Assez grand, de corpulence maigre, son apparence est des plus inhabituelles. Ses longs bras pendent à l’extrémité de ses étroites épaules. Sous celles-ci se déroule un long torse surplombant deux courtes jambes posées sur deux gigantesques pieds. Tout chez lui semble démesuré, de ses cheveux beaucoup trop bouclés à ses yeux exagérément petits. Son visage osseux et angulaire est fendu par une large bouche entourée de lèvres presque transparentes. Sa peau, malgré les intempéries et l’air pollué de la ville, semble toujours nette et propre. Il a le teint clair, parfois rosé au-dessus des joues. Malgré ces évidentes disproportions, il est loin d’être laid. Il y a quelque chose d’harmonieux dans sa physionomie, un joyeux désordre, une forme de beauté asymétrique. Quand il était petit, Gabriel parlait peu. Les années n’ont fait que renforcer ce trait de caractère. Il se contente de gestes pour exprimer l’accord et le désaccord et les mots lui servent presque uniquement aux formules de politesse. Il n’a de toute manière aucune sociabilité et le langage n’est pour lui qu’utilitaire. Il n’a pas d’ami. Tout au plus, il reconnaît des gens dans la rue, ceux qu’il croise souvent, aux mêmes endroits et aux mêmes heures. Ils font parti ainsi de son monde et ça lui suffit amplement.

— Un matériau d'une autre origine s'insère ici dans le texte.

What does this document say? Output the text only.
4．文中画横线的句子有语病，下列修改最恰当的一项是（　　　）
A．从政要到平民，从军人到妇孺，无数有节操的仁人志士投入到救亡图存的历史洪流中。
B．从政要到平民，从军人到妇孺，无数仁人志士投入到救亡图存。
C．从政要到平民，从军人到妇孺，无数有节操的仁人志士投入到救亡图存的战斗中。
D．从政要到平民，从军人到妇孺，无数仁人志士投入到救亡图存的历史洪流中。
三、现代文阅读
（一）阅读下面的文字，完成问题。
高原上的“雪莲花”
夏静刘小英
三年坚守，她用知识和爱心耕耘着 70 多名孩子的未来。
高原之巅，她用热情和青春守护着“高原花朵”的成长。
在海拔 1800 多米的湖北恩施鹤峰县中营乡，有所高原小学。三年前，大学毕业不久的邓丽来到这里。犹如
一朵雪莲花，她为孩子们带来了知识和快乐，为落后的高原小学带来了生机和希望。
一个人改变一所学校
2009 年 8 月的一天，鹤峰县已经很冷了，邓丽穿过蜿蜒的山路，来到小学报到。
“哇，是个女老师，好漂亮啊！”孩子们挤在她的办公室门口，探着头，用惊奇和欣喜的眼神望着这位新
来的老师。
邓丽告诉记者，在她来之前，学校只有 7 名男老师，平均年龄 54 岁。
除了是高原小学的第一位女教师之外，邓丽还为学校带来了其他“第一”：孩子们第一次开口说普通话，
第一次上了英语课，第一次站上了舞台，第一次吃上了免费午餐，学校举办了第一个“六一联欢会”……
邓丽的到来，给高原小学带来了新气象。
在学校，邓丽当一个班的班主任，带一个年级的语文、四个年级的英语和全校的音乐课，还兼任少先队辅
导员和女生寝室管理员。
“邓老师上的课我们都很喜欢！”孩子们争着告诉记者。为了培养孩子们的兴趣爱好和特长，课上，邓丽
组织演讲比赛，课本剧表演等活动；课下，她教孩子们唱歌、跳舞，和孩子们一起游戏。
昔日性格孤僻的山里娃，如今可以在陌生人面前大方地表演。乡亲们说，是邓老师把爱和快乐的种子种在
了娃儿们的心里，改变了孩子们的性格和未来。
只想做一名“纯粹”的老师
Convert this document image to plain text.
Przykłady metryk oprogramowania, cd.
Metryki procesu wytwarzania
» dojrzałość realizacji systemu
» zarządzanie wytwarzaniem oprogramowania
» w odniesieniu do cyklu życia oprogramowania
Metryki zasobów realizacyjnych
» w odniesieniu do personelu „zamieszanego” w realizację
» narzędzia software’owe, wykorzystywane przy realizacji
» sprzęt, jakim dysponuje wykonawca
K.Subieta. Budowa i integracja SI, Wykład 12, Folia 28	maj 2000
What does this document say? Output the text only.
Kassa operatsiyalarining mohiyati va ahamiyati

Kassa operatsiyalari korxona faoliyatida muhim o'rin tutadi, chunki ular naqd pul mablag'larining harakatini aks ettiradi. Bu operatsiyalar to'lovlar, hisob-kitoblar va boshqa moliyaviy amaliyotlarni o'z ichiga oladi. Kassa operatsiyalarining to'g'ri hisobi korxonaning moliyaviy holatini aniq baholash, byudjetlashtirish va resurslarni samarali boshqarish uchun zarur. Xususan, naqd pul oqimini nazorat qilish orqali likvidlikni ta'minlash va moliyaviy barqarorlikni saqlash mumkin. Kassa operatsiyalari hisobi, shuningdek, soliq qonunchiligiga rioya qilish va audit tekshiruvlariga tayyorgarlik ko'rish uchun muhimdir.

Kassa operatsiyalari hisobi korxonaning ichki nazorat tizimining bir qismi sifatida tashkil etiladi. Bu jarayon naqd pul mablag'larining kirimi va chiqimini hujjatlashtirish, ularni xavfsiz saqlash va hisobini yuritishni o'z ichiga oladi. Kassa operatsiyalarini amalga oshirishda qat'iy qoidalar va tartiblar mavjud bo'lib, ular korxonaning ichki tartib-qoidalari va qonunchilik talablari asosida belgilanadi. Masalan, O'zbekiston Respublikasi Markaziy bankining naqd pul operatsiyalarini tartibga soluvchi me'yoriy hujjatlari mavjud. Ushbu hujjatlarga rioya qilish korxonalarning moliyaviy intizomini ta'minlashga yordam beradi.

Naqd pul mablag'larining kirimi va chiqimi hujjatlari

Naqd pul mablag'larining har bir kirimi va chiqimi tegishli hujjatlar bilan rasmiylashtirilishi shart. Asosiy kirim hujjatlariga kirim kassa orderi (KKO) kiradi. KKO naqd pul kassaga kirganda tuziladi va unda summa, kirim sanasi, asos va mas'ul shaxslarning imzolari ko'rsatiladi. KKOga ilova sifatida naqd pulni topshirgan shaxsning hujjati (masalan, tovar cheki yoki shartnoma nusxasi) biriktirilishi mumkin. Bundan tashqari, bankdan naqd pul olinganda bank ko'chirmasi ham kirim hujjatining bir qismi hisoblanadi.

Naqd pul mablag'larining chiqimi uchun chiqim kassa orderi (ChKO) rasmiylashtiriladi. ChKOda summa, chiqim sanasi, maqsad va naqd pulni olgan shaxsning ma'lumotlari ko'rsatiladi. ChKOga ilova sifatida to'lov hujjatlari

Pendant plusieurs années, Gabriel a airé dans les rues. Il gagnait sa vie en faisant des petits boulots, des tâches qui ne demandaient pas l’usage de la parole, sortir les chiens des vieilles dames, faire leurs courses, leur rendre service. En général, elles le trouvaient gentil et serviable, et c’est bien volontier qu’elles l’invitaient à leurs tables et lui offraient l’hospitalité. Gabriel acceptait parfois, surtout en hiver. Il ne voulait pas déranger. En été, il préférait dormir dehors, à la belle étoile, sur un banc, et surtout, sous un réverbère. Il passait des heures à les regarder, à les contempler. Avec le temps, il en avait appris tous les modèles, de toutes les formes et de toutes les couleurs. Il pouvait les situer, juger de leurs états et de leurs luminosités. À la nuit tombée, il escaladait parfois discretement les pieds de bronze pour redonner l’éclat aux parois de verre que le temps et la pollution rendaient ternes. C’était une obsession. Il ne pouvait expliquer cet amour qu’il portait aux réverbères. Il aimait leurs formes, leurs matières, leurs présences dans les rues, leurs places dans la ville.

Un soir d’hiver, alors qu’il s’improvisait électricien au service d’un luminaire qui avait rendu l’âme, sa concentration fut détournée par les phares d’une camionnette qui avait surgi derrière lui. Il n’avait pas osé se retourner mais il perçut que deux hommes étaient descendus du véhicule et s’étaient positionnés de part et d’autre. Terrifié, il continuait à fixer le pied de bronze. Il entendit le bruit d’une portière et les pas d’un troisième homme s’approcher. “Bonjour mon garçon… comment t’appelles-tu ?“. Gabriel, en tremblant, se retourna lentement. Il perçu l’ombre d’un homme assez petit mais imposant, aussi large que haut. “Comment t’appelles-tu ? N’aie pas peur, réponds-moi…“. L’homme fit un pas en avant et sorti de l’ombre. Il était vêtu d’un costume trois pièces, parfaitement coupé, rehaussé d’une cravate bordeaux d’une extrême finesse. “Tu aimes les réverbères n’est-ce pas ?“. Gabriel avait la bouche qui tremblait. Il réussit tout de même à sortir quelques mots. “Oui Monsieur… j’aime les réverbères… et… je m’appelle Gabriel“. Le gros Monsieur semblait heureux. Il lui souriait. “Bien, bien, excellent même !“. Il s’approcha soudain plus rapidement. La main tendue, il saisit celle de Gabriel et lui dit : “Et bien Gabriel ? Enchanté ! Vois-tu ces réverbères ? Ils sont tous à moi !“. Le jeune garçon redoubla de craintes. “Oui Monsieur, excusez-moi… je ne voulais pas…“. L’homme rond éclata d’un rire gras qui laissa sur son visage un large sourire. “Ne t’inquiète pas, je ne suis pas venu te tirer les oreilles, non, non…“. L’homme devint ensuite plus sérieux. Il fixa Gabriel un instant avant de lui dire avec une certaine tendresse : “Dis-moi Gabriel ? Voudrais-tu travailler pour moi ?“.